YOU SAY YOU WANT A REVOLUTION

More serious than Latin America's distaste for U.S. policies, however, is the emergence of Venezuelan President Hugo Chávez as a vexing and potentially dangerous adversary. Under Chávez, Venezuela has developed close ties to Cuba and is now generously subsidizing the island's economy. Some in Washington think this support could complicate Cuba's post-Castro transition by helping a repressive regime hold on to power. And there are more immediate concerns. Although the nature of Chávez's involvement remains murky, administration officials are convinced that he is provoking instability in some of the most volatile states in the hemisphere, including Bolivia, Ecuador, and Nicaragua. His alleged links to Colombia's leftist guerrillas and the sanctuary they enjoy in Venezuela also worry U.S. officials.

Furthermore, Chávez's ambitions are not limited to stirring up trouble in a few neighboring countries. He has made clear his intent to forge a wide anti-U.S. coalition in order to replace Washington's agenda for the hemisphere with his own -- one that rejects representative democracy and market economics. So far he is a long way from succeeding: no other government has followed his economic or political lead. Indeed, nearly every Latin American country still sees its future as being linked to the United States and wants to strengthen its relations with Washington. Nonetheless, the United States is alarmed by the prospects that Ortega could take power in Nicaragua and that a radical government could come to power in Bolivia if the left-wing indigenous leader Evo Morales wins the presidential elections in December 2005. Chávez has close ties to both leaders and is assisting them financially.

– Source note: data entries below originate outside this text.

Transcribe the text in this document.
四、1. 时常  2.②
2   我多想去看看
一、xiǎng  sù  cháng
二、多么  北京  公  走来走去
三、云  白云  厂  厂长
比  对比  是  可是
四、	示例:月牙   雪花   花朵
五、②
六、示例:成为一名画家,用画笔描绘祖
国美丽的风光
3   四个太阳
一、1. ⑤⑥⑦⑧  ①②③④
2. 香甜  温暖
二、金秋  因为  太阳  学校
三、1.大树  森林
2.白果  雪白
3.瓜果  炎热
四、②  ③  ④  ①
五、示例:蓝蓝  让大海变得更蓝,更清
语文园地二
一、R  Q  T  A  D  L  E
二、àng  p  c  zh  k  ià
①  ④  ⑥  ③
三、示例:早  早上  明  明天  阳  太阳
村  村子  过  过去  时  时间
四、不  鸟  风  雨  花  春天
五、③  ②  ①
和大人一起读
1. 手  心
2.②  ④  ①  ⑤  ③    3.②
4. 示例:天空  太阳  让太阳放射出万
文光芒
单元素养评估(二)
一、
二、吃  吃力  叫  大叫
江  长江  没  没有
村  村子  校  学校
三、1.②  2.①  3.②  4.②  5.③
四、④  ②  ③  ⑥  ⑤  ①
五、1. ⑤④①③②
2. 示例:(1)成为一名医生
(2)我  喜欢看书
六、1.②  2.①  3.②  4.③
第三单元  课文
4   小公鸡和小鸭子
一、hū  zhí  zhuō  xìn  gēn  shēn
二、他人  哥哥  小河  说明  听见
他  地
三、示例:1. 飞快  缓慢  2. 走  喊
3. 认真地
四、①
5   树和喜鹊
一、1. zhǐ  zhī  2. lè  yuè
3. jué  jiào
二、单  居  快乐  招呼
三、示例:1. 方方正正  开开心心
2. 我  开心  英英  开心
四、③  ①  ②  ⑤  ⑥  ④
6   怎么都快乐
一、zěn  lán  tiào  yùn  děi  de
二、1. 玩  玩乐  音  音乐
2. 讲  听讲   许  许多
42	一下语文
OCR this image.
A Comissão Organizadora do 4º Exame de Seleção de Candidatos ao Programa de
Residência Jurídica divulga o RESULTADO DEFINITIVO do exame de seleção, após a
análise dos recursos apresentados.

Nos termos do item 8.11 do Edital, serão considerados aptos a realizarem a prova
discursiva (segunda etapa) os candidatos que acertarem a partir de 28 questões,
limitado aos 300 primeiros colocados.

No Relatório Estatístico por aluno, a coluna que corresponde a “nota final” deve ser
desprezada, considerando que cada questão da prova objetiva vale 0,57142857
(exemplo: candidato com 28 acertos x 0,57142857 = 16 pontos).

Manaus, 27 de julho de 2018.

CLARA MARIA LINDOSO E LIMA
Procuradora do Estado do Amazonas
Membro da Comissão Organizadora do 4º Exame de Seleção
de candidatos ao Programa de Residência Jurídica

Despite his failure to export his "Bolivarian Revolution" thus far, Chávez, buoyed by enormous oil revenues and virtually unchecked power at home, is working to increase his influence in the region. On his watch, Venezuela has launched Petrocaribe, an energy alliance designed to deliver subsidized oil from Venezuela to the small states of the Caribbean, and begun financing Telesur, a regional news network intended to compete with the BBC's and CNN's Spanish-language programs. Venezuela is nearing full partnership in Mercosur, South America's most important free-trade zone, which also includes Argentina, Brazil, Paraguay, and Uruguay (Bolivia, Chile, and Peru are associate members). And Chávez has proposed the creation of Petrosur, which would be a confederation of the region's state-owned petroleum companies; he has also suggested forming a nuclear energy consortium with Brazil and Argentina and establishing a South American development bank.

Venezuela and the United States have clashed repeatedly at the Organization of American States (OAS) and other regional institutions. Last November, when President Bush and the hemisphere's 33 other elected presidents and prime ministers traveled to Mar del Plata, Argentina, for the fourth Summit of the Americas, violent anti-American demonstrators filled the streets. Chávez was the only head of state to join the protests (although his ally and Bolivian presidential candidate Morales joined him). His raging polemics fired up the crowds and revealed once again his political reach and popularity in the region. Although the other national leaders largely ignored him, the world press gave ample coverage to his antics.

Washington is galled that no government in Latin America has yet been willing to help it challenge Chávez. Even governments closely associated with Washington have some sympathy for the Venezuelan leader's anti-Bush, anti-American polemics. Although from time to time Brazil has helped restrain Chávez, President Luiz Inácio Lula da Silva, a staunch democrat, said in the fall of 2005 that Venezuela suffered from an excess, not a lack, of democracy. At last year's meeting of the OAS General Assembly, Latin American diplomats rebuffed a U.S. proposal to establish a committee to monitor democracy in Latin America, which was seen as a U.S. effort to put a spotlight on Chávez's democratic failings. Many regional governments are unhappy with Chávez and his policies, but they are unwilling to risk their commercial and financial relationships with Venezuela or pay the domestic political costs of opposing him.